According to a 2008 GAO report, the government employees closest to the PCI situation, DoD program managers, generally agree that standard safeguards are needed for contractor employees participating in the acquisition process.
However, most departments of the DoD already have safeguards in place against PCI, and “a number of program managers…expressed concern that adding new safeguards will increase costs for the government and are unnecessary since government officials—not contractors—are the ones ultimately making the decisions.”
The report goes on to say “DoD oversight officials as well as Office of Government Ethics (OGE) officials, however, believed additional safeguards are necessary to maintain public confidence, particularly since contractors are increasingly being involved in spending decisions, though this could be achieved through changes in policy and practice and changes in regulations rather than changes in the law.”
In other words, the push for new PCI regulations is largely a political maneuver, as protecting “public confidence” is the impetus for new regulations.
All of the 19 offices reviewed by GAO had already established safeguard procedures through PCI clauses in contracts or self-certification protocols to prevent PCI issues for contractor employees involved in the acquisition process.
Additionally, six offices had safeguards for contractors performing other types of advisory and assistance tasks. For example, the Army’s Communications Electronics Lifecycle Management Command and the Air Force’s Electronics Systems Center have developed contract clauses for other types of contractor employees who directly advise and assist federal decision-makers.
In fact, for contractors not involved in the acquisition process, some program managers feel that additional PCI safeguards could create a cost and oversight burden.
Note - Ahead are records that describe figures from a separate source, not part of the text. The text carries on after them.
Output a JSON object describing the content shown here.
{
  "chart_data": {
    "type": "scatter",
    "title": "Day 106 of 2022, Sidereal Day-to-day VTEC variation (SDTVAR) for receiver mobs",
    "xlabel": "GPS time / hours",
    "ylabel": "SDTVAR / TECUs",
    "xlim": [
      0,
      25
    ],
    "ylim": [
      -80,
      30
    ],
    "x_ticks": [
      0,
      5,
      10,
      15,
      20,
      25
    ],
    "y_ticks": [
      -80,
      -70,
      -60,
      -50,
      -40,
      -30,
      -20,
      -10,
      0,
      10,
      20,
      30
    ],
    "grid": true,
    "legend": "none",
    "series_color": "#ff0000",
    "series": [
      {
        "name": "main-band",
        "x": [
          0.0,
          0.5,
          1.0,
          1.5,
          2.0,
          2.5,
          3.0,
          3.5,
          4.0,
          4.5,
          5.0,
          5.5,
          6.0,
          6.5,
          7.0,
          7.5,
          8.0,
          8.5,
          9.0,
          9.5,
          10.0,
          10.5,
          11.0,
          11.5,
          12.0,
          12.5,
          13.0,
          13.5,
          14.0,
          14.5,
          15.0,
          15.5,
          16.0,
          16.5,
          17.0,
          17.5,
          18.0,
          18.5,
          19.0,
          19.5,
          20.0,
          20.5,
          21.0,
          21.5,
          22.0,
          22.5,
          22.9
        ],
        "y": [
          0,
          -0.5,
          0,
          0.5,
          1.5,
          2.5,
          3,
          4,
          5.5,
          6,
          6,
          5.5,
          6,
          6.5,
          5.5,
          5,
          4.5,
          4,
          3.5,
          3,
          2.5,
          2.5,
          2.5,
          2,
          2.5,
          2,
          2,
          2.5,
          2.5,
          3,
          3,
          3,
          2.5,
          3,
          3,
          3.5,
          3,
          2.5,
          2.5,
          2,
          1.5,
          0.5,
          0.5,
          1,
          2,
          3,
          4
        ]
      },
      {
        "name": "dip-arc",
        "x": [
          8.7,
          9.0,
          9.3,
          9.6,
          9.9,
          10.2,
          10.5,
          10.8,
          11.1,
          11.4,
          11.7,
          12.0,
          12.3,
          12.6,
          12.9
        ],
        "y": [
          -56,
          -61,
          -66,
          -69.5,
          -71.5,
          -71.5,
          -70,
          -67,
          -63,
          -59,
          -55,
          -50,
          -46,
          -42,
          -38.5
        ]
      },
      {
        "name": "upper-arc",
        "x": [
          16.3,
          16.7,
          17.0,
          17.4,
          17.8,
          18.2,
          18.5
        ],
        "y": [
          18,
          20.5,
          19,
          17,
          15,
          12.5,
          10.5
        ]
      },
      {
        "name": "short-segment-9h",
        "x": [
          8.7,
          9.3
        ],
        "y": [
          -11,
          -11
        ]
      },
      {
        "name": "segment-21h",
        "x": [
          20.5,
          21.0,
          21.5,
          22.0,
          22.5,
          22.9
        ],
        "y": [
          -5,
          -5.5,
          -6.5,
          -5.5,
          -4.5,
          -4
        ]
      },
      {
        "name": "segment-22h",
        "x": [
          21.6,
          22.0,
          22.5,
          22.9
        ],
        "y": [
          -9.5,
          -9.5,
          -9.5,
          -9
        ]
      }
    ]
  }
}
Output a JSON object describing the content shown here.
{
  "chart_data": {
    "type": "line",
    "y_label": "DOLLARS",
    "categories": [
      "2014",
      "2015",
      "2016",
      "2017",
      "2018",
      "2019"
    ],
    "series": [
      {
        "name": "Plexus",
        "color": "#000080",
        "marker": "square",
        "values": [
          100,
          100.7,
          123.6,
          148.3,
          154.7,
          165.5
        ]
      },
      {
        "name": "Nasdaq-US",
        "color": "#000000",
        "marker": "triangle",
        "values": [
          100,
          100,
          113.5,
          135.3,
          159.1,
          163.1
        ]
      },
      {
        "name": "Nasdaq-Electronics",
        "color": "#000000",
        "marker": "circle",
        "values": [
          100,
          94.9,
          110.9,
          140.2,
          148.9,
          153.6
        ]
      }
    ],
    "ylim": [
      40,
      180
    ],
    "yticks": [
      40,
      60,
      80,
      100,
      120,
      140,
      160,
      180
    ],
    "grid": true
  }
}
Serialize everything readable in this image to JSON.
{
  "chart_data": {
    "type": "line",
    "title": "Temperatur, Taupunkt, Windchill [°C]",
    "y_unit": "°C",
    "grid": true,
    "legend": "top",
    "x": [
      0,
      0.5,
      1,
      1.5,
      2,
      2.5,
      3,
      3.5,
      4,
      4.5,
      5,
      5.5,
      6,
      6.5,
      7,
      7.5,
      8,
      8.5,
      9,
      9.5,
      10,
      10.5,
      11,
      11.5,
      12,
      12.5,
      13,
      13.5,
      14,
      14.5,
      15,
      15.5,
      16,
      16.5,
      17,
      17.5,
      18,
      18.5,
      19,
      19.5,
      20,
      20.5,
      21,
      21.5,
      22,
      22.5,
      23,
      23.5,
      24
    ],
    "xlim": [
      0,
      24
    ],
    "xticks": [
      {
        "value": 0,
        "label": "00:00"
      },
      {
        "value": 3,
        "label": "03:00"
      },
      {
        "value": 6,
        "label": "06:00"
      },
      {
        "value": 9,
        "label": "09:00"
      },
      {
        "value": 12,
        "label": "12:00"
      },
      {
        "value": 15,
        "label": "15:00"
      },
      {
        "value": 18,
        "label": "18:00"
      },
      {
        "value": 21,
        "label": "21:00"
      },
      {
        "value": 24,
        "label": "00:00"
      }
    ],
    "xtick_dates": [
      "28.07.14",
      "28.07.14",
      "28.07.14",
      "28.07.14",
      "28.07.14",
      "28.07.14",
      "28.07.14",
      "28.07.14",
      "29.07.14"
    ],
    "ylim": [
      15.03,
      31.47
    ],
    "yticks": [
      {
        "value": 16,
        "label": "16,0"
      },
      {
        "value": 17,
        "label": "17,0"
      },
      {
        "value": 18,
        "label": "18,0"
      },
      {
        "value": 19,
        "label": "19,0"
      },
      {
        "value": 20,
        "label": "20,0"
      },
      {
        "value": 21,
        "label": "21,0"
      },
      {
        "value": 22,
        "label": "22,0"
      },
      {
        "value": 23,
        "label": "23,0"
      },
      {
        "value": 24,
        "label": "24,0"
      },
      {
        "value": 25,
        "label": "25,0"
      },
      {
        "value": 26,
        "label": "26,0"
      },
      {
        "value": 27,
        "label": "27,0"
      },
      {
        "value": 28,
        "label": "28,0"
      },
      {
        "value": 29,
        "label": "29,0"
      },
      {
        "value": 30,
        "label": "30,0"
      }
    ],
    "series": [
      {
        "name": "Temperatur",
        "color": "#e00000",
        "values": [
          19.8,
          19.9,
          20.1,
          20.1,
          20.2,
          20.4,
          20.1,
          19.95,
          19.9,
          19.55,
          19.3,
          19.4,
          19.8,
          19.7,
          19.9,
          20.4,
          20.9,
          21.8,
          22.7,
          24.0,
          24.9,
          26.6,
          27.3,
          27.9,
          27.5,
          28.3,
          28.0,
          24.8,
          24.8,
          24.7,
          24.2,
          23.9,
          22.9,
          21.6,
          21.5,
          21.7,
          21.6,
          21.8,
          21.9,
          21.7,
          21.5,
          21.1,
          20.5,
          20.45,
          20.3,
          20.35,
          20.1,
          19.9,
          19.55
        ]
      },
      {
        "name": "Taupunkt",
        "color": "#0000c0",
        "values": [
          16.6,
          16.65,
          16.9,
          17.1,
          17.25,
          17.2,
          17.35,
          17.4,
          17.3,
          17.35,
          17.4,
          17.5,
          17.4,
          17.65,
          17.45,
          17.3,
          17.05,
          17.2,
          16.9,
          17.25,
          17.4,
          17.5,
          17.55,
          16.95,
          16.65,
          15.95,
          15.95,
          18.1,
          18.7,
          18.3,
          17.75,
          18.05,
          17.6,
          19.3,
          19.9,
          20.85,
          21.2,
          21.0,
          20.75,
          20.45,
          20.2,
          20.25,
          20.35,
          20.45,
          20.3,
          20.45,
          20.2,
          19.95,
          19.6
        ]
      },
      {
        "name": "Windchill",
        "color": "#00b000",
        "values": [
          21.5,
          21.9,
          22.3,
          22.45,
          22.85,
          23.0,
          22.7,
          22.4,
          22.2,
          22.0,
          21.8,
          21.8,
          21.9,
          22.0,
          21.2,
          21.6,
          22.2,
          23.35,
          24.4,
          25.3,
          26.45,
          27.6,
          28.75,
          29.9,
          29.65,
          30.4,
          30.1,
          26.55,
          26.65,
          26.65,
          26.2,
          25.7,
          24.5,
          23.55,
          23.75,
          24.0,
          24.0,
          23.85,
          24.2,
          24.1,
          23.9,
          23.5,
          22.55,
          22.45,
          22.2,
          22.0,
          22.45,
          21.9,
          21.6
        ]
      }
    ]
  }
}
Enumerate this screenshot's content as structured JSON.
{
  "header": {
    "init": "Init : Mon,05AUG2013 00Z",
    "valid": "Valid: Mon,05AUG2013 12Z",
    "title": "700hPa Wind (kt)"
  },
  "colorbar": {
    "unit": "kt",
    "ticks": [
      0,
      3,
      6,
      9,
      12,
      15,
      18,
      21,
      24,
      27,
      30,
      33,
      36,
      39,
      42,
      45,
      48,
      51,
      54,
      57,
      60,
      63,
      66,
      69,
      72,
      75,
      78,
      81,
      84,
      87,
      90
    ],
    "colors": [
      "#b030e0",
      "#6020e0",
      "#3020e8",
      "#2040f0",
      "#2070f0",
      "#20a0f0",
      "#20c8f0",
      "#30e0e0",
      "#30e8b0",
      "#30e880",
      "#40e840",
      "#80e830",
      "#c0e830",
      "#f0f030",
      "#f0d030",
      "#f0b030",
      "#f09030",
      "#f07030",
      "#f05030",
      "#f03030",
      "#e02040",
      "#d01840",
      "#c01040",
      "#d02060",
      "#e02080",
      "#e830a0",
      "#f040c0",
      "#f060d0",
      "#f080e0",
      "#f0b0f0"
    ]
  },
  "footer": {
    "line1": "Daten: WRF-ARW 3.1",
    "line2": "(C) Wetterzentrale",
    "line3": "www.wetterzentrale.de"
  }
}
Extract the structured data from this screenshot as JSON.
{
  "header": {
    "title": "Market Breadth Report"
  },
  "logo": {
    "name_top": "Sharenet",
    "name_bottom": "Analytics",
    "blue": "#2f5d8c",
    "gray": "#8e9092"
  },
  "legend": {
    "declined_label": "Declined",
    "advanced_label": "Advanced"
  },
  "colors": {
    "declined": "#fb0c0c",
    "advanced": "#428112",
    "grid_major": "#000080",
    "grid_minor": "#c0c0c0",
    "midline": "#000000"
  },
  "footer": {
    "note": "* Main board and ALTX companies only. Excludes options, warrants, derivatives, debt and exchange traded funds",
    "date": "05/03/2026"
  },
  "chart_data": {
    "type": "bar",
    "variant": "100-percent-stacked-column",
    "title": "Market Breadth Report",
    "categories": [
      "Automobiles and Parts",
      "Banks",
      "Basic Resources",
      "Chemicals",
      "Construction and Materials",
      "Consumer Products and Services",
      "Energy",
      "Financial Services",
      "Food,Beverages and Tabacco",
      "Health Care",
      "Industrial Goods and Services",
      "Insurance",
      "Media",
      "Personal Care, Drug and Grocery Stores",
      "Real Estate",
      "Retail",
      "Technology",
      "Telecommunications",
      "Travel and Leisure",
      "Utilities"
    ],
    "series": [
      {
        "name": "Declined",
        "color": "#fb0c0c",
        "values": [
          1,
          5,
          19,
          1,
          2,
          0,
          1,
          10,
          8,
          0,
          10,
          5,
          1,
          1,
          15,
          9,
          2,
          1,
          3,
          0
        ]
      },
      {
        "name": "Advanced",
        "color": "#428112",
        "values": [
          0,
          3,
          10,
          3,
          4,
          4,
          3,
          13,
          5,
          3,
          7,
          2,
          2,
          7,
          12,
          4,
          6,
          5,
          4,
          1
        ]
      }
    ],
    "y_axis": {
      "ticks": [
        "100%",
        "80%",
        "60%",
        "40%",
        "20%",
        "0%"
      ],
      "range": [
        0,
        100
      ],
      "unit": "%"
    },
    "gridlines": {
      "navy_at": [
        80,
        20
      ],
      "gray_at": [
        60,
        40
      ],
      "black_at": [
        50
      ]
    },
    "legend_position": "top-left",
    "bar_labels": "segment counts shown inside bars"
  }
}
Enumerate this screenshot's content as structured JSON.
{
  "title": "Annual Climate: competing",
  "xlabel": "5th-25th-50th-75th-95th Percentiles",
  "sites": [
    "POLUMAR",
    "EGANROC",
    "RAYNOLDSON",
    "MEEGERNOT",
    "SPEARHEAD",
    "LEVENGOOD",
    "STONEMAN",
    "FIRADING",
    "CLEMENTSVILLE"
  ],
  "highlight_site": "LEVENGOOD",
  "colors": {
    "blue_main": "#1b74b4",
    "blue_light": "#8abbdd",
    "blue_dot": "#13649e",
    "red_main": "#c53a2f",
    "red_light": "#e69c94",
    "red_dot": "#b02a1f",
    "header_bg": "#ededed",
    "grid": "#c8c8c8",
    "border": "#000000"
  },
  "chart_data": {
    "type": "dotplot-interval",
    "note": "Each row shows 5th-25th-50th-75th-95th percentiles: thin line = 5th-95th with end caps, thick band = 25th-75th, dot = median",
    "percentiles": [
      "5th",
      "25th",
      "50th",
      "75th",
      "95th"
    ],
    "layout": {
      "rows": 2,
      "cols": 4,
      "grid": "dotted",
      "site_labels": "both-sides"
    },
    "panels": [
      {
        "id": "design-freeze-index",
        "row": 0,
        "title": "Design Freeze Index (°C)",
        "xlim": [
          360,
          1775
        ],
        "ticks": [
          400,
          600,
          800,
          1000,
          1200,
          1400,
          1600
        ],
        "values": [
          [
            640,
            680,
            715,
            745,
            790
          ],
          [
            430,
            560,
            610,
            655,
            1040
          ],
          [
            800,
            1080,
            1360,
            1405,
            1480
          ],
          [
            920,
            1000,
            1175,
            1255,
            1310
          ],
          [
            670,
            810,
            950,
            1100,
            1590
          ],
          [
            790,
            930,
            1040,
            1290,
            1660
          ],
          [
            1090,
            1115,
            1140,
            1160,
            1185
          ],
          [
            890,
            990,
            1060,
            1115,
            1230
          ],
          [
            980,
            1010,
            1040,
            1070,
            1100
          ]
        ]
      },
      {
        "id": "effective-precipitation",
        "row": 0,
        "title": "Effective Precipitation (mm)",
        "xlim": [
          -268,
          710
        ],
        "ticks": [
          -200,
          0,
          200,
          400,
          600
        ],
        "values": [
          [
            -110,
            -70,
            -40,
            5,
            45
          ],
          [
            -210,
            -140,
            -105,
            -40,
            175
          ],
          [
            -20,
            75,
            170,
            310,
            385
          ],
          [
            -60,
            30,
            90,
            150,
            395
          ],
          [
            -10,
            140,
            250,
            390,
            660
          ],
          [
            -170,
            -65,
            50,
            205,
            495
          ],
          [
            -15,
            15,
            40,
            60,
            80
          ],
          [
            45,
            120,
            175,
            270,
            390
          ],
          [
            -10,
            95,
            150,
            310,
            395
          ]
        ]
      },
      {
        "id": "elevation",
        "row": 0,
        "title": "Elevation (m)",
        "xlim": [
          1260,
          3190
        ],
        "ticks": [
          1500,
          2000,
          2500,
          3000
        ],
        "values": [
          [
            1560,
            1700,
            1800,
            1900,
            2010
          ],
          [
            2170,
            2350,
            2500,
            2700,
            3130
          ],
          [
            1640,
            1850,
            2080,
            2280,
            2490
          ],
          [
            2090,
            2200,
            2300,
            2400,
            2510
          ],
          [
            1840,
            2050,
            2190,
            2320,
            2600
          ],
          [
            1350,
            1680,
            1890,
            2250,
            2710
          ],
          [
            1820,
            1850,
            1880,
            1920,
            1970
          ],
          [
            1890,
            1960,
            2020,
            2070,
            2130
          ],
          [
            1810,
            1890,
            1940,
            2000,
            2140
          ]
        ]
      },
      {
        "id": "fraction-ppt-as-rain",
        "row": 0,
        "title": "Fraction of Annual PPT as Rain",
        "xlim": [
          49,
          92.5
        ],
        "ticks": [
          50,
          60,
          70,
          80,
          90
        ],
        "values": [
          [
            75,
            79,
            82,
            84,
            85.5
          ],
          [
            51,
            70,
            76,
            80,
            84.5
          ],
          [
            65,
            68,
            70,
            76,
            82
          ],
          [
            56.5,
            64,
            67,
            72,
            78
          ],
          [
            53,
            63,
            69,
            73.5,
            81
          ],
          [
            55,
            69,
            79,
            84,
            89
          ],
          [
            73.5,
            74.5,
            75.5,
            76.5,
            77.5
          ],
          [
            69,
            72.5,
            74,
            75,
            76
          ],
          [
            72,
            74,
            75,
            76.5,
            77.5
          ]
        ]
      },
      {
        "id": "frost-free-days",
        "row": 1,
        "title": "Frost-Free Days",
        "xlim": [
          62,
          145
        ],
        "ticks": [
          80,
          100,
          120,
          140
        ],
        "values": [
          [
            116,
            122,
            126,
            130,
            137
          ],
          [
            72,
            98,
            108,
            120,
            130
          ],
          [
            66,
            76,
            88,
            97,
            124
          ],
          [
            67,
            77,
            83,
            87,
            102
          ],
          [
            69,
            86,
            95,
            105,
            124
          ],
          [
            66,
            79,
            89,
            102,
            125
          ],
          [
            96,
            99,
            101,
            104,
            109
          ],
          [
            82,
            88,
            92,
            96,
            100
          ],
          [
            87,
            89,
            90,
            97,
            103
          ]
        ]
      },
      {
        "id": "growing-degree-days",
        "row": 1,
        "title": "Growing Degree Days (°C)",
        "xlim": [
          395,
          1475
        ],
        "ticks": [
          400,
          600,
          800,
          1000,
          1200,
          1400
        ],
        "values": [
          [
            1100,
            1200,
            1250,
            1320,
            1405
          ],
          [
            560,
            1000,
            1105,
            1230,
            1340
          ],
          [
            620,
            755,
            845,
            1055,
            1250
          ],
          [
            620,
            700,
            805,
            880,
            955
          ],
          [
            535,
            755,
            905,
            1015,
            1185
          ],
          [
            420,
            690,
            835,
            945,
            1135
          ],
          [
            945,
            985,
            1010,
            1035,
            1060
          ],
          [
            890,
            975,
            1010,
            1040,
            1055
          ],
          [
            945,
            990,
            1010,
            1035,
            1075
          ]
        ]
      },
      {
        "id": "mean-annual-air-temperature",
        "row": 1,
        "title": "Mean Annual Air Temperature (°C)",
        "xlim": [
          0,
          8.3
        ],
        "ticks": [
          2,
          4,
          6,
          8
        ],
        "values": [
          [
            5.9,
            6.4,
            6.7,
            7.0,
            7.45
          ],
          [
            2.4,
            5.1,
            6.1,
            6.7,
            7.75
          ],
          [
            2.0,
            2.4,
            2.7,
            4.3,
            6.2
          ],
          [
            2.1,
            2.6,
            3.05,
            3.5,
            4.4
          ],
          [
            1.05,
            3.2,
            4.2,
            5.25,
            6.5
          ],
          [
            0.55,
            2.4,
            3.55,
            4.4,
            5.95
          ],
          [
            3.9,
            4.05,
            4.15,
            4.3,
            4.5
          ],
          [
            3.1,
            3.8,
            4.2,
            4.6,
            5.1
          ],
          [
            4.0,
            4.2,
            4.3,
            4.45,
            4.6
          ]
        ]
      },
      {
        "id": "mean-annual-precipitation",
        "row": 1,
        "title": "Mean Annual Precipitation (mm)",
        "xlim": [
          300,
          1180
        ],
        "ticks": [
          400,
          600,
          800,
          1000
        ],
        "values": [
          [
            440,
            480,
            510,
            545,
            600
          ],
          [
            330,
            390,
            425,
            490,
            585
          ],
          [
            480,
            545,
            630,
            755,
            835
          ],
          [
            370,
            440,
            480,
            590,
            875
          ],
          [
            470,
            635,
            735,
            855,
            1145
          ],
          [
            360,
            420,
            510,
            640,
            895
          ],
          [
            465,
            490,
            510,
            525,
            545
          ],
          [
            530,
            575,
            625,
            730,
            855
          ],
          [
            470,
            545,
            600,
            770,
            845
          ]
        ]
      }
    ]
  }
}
From GAO’s report, “these managers also stressed that government officials are ultimately responsible for decision-making, not contractor employees.”
When GAO asked DoD officials to detail cases of improper conduct involving contractor employees, “some officials also pointed out that very few cases of actual conflicts of interest or other ethics problems involving contractor employees have been publicly identified and in most of these cases, the situations were handled informally.”
These program managers are also concerned that requiring contractor employees to abide by certain safeguards, i.e. submitting financial disclosure forms or submitting to government ethics audits “could chase away qualified contractors from federal work.”
Basically, DoD program managers are worried that new PCI regulations will mean more paperwork and higher costs, while the government already suffers from a shortage of acquisition personnel and ballooning federal deficits threaten to cut into DoD funding.